What steps remain before this treatment can be tested in human clinical trials?
The next steps include comprehensive safety evaluations and dosing studies in preclinical models. We will also need to demonstrate the pharmacological profile of these inhibitors to ensure they are suitable for human use. Once these hurdles are crossed, we can begin planning for early-phase clinical trials.
One of the enzyme inhibitors received orphan drug designation in the US—why is this significant?
This designation is significant because it accelerates the drug’s development process and may provide incentives, such as tax credits and market exclusivity, which are critical for bringing potential treatments for rare diseases to patients more swiftly.
Who funded your study, and how did their support contribute to your research?
Our study received funding from several organizations, including the Swedish Cancer Society and the Swedish Childhood Cancer Fund. This support was invaluable, offering the resources needed for in-depth research and collaboration, which were key in advancing our work.
How do you foresee this treatment impacting the long-term well-being of children with neuroblastoma?
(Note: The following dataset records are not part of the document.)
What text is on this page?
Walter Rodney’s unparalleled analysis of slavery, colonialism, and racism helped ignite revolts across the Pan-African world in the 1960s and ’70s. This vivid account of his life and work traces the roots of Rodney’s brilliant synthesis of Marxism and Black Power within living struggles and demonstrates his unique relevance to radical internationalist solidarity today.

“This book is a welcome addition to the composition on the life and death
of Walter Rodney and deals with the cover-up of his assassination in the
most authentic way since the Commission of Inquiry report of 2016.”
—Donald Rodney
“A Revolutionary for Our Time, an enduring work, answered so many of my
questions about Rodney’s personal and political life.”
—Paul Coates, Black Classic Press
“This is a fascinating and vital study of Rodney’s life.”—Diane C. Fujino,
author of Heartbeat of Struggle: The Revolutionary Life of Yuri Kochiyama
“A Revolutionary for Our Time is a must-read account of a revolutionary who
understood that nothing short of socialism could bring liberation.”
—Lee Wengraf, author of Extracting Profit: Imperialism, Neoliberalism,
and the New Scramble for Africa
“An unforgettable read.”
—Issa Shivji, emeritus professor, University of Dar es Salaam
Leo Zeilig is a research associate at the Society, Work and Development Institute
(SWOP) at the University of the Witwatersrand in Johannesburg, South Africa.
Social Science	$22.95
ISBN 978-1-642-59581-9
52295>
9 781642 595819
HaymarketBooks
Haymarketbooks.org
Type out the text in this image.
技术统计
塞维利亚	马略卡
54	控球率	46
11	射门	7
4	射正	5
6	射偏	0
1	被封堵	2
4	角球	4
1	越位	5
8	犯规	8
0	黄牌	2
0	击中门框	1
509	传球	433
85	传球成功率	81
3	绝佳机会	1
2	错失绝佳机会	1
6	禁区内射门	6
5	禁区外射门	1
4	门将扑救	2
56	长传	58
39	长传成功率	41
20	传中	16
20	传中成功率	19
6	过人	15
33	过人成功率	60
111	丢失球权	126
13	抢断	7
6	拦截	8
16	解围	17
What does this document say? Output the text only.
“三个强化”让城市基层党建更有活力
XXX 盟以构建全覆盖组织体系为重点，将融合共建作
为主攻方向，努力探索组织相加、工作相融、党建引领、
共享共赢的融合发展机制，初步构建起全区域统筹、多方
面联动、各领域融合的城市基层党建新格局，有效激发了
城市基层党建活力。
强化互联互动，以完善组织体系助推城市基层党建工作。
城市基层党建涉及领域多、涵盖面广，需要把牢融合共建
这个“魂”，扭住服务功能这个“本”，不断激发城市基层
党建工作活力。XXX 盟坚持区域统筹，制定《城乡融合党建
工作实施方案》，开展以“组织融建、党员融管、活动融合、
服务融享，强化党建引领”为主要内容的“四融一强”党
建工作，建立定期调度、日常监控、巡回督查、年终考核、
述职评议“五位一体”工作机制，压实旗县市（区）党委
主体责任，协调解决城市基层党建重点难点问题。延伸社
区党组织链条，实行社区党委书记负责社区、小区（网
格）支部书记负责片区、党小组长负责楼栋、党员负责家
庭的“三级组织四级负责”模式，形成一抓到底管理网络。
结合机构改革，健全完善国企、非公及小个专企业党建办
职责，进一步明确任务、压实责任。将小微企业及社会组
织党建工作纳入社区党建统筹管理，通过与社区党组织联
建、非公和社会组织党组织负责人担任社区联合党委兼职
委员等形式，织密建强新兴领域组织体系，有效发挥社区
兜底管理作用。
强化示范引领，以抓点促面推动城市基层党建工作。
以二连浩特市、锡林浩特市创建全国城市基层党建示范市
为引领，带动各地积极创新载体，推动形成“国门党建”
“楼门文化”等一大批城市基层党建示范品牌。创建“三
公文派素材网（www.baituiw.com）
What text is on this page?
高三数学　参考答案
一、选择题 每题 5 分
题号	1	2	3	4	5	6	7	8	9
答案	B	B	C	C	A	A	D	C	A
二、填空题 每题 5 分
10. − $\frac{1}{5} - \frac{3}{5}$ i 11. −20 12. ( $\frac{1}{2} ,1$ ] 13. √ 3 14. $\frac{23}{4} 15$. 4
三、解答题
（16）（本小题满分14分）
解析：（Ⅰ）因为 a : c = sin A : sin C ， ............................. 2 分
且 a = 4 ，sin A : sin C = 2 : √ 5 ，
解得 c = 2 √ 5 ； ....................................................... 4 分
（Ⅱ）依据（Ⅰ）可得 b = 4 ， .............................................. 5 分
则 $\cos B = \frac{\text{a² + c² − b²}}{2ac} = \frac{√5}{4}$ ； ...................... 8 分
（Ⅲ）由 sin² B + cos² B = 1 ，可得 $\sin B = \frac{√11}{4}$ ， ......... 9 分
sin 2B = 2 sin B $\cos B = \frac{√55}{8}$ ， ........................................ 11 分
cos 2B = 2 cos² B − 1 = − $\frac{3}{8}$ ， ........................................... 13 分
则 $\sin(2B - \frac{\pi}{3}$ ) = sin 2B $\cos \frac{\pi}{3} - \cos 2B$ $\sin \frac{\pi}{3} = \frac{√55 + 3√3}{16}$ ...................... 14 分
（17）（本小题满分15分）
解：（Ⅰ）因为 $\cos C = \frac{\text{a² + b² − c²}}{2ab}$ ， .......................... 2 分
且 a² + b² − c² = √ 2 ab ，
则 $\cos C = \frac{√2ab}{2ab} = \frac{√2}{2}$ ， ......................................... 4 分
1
If successful, this treatment may offer a less toxic alternative to current therapies, potentially improving survival rates while reducing long-term side effects. This could have profound implications for the quality of life of survivors, who currently face numerous developmental and cognitive challenges from existing treatments.
Are there any potential side effects of using these enzyme inhibitors that need to be addressed?
While the hope is for fewer side effects compared to traditional therapies, it is essential to thoroughly investigate possible adverse reactions in preclinical and clinical trials, especially since these drugs target fundamental cellular processes.
What are your next steps in this research to further validate your findings?
Our immediate goal is to refine the dosing regimen and confirm safety and efficacy in further preclinical studies. We are also seeking partnerships for early-phase trials and exploring other potential enzyme targets that could complement our current strategy.
Do you have any advice for our readers?
For those affected by neuroblastoma or other forms of cancer, staying informed about new research developments is crucial. Scientific discoveries are continually evolving, and what may seem like a small breakthrough today could lead to significant advancements in treatment options tomorrow.